Sari sieht den Grund dafür in der Verschiedenheit der theologischen Ausrichtungen. Nach der Antragstellung galt es, genügend Unterschriften zu sammeln, um die Zahl der bekennenden Aleviten zu erörtern. Mit Dezember 2012 hatte die Gemeinschaft 17.351 Unterschriften. "Das ist eine gute Leistung, wenn man bedenkt, dass die meisten Aleviten Verfolgung und Unterdrückung erlebt haben, dementsprechend skeptisch sind und ungern ihren Ausweisnummer oder Unterschrift irgendwo abgeben", sagt Sari. Mittlerweile ist die Zahl der Unterschriften auf insgesamt 18.216 gestiegen.

Masterstudium seit 2012

Mit der Anerkennung haben die Aleviten nun das Recht auf einen eigenen Religionsunterricht und sonst alle Privilegien, die mit einer staatlichen Anerkennung einhergehen: Sie haben ein Recht auf eine Glaubensstätte (ein Cem-Haus), das nun im 21. Bezirk erbaut wird. Sie können sich nun auf behördlichen Anträgen, wo nach der Religion gefragt wird, als Aleviten eintragen - und sie haben nun das Recht auf religiöse Feiertage (Aschura, Kurban-Bayram, Nevroz und Hizir). Ein Master-Studium für alevitische Theologie wurde bereits in Oktober 2012 an der Innsbrucker Uni gestartet. Eine Ausweitung auf andere Bundesländer ist geplant.

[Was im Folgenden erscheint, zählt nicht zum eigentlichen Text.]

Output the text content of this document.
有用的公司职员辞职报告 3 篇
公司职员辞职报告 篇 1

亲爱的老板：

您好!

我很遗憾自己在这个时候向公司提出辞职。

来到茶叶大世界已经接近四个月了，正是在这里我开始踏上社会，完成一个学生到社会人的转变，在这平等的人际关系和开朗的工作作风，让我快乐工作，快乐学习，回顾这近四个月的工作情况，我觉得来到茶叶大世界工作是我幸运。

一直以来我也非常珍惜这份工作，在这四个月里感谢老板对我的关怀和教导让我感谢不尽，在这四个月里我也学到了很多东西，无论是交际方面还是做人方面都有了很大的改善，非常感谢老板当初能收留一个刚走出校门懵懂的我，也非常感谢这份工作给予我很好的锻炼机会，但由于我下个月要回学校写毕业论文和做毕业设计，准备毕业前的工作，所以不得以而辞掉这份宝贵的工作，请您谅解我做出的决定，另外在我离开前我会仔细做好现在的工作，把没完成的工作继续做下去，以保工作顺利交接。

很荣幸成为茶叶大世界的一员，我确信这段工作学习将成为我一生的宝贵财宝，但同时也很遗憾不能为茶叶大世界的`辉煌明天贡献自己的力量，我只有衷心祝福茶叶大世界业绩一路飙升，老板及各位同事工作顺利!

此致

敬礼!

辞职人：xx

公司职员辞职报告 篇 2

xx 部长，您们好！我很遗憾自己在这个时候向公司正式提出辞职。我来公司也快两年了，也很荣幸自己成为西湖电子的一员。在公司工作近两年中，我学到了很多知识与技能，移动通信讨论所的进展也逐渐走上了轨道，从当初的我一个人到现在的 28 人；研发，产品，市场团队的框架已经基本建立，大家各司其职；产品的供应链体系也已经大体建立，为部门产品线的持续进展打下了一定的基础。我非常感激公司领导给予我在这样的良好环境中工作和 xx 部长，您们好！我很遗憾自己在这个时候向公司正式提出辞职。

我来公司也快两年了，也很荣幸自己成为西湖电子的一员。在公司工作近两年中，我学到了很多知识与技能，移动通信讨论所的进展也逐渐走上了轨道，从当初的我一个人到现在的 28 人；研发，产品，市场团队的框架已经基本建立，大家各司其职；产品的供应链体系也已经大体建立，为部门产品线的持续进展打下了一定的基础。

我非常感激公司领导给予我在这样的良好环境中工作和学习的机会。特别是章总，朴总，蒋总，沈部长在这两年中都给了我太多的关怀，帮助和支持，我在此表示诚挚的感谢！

Nicht alle der etwa 80.000 in Österreich lebenden Aleviten waren mit der Anerkennung zufrieden. Das Alevitentum wurde mit dem Präfix "islamisch" anerkannt, was bei vielen Aleviten für Aufregung sorgte. Allem voran die Föderation der Aleviten Gemeinden in Österreich (AABF).

Eigenständigkeit wichtig

"Die AABF definiert das Alevitentum als einen eigenständigen Glauben mit islamischen Wurzeln. Das heißt, die Aleviten sind eine aus dem Islam hervorgegangene eigenständige Religionsgemeinschaft. Darin sind sowohl Nähe als auch Distanz zum Islam enthalten, weshalb ein Zusatz als ,islamisch‘ nicht akzeptabel ist. Man spricht ja auch vom Christentum als eigenständige Religion und nicht von der ,jüdisch-christlichen‘ Konfession bzw. Religion", sagt Deniz Karabulut, Anerkennungsbeauftragter der AABF.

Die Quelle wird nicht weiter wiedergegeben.